SANTÉ ET AUGMENTATION DES SALAIRES – le Billet d’Humeur du Docteur Christophe Prudhomme
L’actualité met en avant la question du pouvoir d’achat, donc de l’augmentation des salaires face à une inflation galopante. Il est bon de rappeler que les inégalités de santé sont directement corrélées au niveau de vie. Ainsi le différentiel d’espérance de vie entre les 5 % les plus aisés et les 5 % les plus pauvres est actuellement de 13 ans, et alors qu’il avait tendance à diminuer ces dernières décennies, il recommence à augmenter.

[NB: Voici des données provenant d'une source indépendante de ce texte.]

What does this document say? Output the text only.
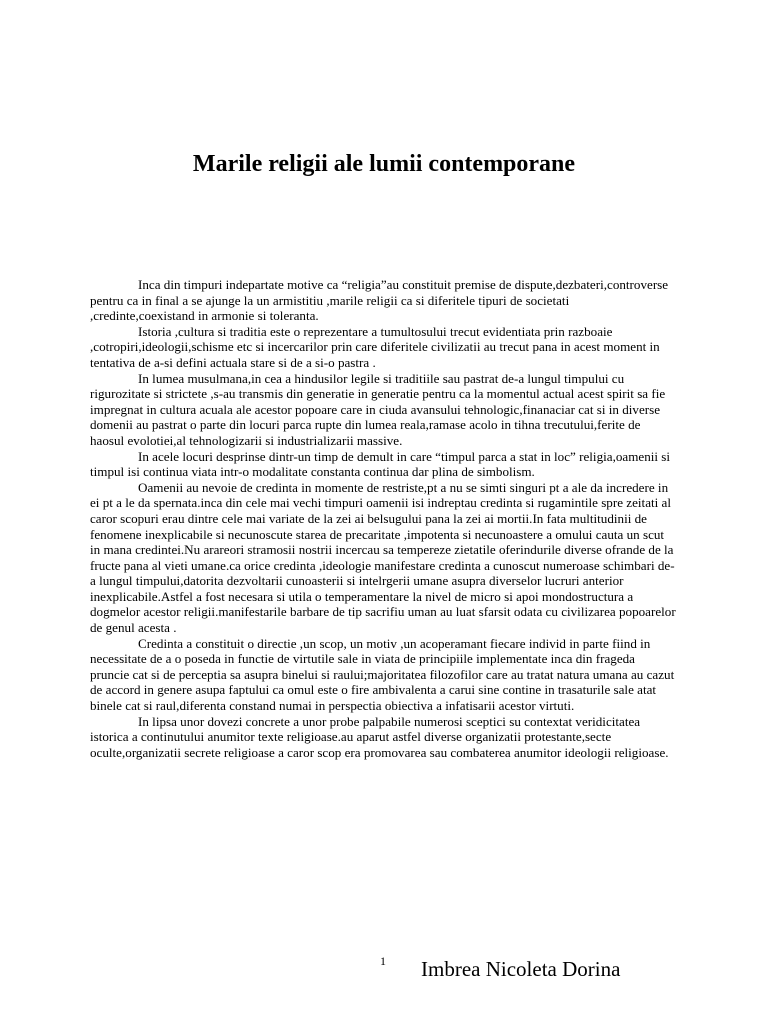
Marile religii ale lumii contemporane

Inca din timpuri indepartate motive ca “religia”au constituit premise de dispute,dezbateri,controverse pentru ca in final a se ajunge la un armistitiu ,marile religii ca si diferitele tipuri de societati ,credinte,coexistand in armonie si toleranta.

Istoria ,cultura si traditia este o reprezentare a tumultosului trecut evidentiata prin razboaie ,cotropiri,ideologii,schisme etc si incercarilor prin care diferitele civilizatii au trecut pana in acest moment in tentativa de a-si defini actuala stare si de a si-o pastra .

In lumea musulmana,in cea a hindusilor legile si traditiile sau pastrat de-a lungul timpului cu rigurozitate si strictete ,s-au transmis din generatie in generatie pentru ca la momentul actual acest spirit sa fie impregnat in cultura acuala ale acestor popoare care in ciuda avansului tehnologic,finanaciar cat si in diverse domenii au pastrat o parte din locuri parca rupte din lumea reala,ramase acolo in tihna trecutului,ferite de haosul evolotiei,al tehnologizarii si industrializarii massive.

In acele locuri desprinse dintr-un timp de demult in care “timpul parca a stat in loc” religia,oamenii si timpul isi continua viata intr-o modalitate constanta continua dar plina de simbolism.

Oamenii au nevoie de credinta in momente de restriste,pt a nu se simti singuri pt a ale da incredere in ei pt a le da spernata.inca din cele mai vechi timpuri oamenii isi indreptau credinta si rugamintile spre zeitati al caror scopuri erau dintre cele mai variate de la zei ai belsugului pana la zei ai mortii.In fata multitudinii de fenomene inexplicabile si necunoscute starea de precaritate ,impotenta si necunoastere a omului cauta un scut in mana credintei.Nu arareori stramosii nostrii incercau sa tempereze zietatile oferindurile diverse ofrande de la fructe pana al vieti umane.ca orice credinta ,ideologie manifestare credinta a cunoscut numeroase schimbari de-a lungul timpului,datorita dezvoltarii cunoasterii si intelrgerii umane asupra diverselor lucruri anterior inexplicabile.Astfel a fost necesara si utila o temperamentare la nivel de micro si apoi mondostructura a dogmelor acestor religii.manifestarile barbare de tip sacrifiu uman au luat sfarsit odata cu civilizarea popoarelor de genul acesta .

Credinta a constituit o directie ,un scop, un motiv ,un acoperamant fiecare individ in parte fiind in necessitate de a o poseda in functie de virtutile sale in viata de principiile implementate inca din fragedа pruncie cat si de perceptia sa asupra binelui si raului;majoritatea filozofilor care au tratat natura umana au cazut de accord in genere asupa faptului ca omul este o fire ambivalenta a carui sine contine in trasaturile sale atat binele cat si raul,diferenta constand numai in perspectia obiectiva a infatisarii acestor virtuti.

In lipsa unor dovezi concrete a unor probe palpabile numerosi sceptici su contextat veridicitatea istorica a continutului anumitor texte religioase.au aparut astfel diverse organizatii protestante,secte oculte,organizatii secrete religioase a caror scop era promovarea sau combaterea anumitor ideologii religioase.

1 Imbrea Nicoleta Dorina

Un autre élément important est l’espérance de vie en bonne santé : elle est actuellement de 65,9 ans pour les femmes et de 64,4 ans pour les hommes. Ces chiffres poussent à réfléchir face aux perspectives de recul de l’âge de la retraite à 65 ans, voire 67 ans. D’une manière plus générale, les politiques néolibérales menées ces dernières années dans les pays occidentaux avec des services de santé mis au pain sec ont des effets délétères qui ne peuvent plus être cachés. Ainsi l’espérance de vie aux Etats-Unis est aujourd’hui inférieure à l’espérance de vie en Chine.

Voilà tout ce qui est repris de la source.